In more mundane news, we went out to brunch today to Patrice. It's a place near us that we love for pastry, had always wanted to try their brunch, and decided to risk the havoc and chaos of bringing the kids. It actually worked. With Hedgefund being almost 2 years, she can sit still for a few minutes at a time, and Wallstreet mostly just sits or lies anyhow. I admit we weren't having deep, intellectual, sparkling conversation, but at least sorta got out like adults. At one point, I was feeding Wallstreet (with his bottle), and Nom was feeding Hedgefund, herself, and me (with a fork).

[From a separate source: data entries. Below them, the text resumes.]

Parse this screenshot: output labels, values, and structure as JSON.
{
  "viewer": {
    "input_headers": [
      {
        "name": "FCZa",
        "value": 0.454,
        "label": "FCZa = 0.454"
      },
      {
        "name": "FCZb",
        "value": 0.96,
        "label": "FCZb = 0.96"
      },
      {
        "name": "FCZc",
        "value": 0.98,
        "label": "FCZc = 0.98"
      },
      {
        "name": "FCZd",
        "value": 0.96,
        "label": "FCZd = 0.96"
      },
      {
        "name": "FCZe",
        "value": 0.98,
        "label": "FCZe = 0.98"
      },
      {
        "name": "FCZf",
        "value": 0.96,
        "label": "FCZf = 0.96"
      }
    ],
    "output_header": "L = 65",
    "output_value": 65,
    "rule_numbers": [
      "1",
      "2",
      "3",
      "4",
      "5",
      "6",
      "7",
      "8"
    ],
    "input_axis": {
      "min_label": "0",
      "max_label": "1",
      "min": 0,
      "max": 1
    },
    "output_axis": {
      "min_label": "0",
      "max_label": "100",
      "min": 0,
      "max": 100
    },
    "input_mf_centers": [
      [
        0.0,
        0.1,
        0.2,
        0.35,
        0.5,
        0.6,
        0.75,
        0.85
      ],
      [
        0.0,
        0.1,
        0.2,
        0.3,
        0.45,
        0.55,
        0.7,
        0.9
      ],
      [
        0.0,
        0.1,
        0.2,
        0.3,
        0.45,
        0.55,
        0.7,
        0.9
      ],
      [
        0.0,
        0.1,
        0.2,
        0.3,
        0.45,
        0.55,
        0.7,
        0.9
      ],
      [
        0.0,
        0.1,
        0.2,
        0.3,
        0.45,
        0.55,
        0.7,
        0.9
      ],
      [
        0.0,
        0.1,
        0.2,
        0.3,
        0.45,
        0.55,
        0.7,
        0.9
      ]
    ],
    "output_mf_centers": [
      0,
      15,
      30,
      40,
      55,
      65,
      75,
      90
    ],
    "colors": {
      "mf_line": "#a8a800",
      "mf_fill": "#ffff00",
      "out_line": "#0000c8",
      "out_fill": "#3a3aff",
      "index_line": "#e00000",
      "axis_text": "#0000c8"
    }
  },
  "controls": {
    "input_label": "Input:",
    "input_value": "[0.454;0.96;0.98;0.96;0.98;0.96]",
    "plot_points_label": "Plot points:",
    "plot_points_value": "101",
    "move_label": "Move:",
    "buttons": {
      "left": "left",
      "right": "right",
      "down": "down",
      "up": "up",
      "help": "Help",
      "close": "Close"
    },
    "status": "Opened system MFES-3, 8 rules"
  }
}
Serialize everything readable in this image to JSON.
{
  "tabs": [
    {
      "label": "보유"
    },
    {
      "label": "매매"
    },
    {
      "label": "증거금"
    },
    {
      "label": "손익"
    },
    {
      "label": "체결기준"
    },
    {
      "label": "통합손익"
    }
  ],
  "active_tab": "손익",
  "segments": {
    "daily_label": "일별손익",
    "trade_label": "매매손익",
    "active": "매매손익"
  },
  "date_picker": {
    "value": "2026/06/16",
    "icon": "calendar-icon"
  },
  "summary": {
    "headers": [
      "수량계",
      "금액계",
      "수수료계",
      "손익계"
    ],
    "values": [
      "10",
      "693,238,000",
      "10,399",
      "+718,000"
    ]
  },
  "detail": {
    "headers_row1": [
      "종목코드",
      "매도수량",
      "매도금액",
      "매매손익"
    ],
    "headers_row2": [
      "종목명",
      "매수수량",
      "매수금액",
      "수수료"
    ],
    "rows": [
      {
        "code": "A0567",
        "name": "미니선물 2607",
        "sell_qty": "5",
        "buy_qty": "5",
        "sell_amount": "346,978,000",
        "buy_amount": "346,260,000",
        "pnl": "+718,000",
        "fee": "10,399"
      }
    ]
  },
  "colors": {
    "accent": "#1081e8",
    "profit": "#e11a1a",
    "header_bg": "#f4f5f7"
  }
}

Since going out is rather hit-or-miss, have started watching pay-per-view movies. Unlike going out to the movies, can watch en famille without disturbing others, pause when needed, and much cheaper that way too. Not quite adult date night, but works as a compromise.
mở is VN for "open," which, as I've mentioned before, she uses to mean "open," "give me access," or "take off." Socks is English for "socks." So, she wanted her socks off, and said so in a complete sentence. Reading, complete sentences, I'm kvelling, as we say in French.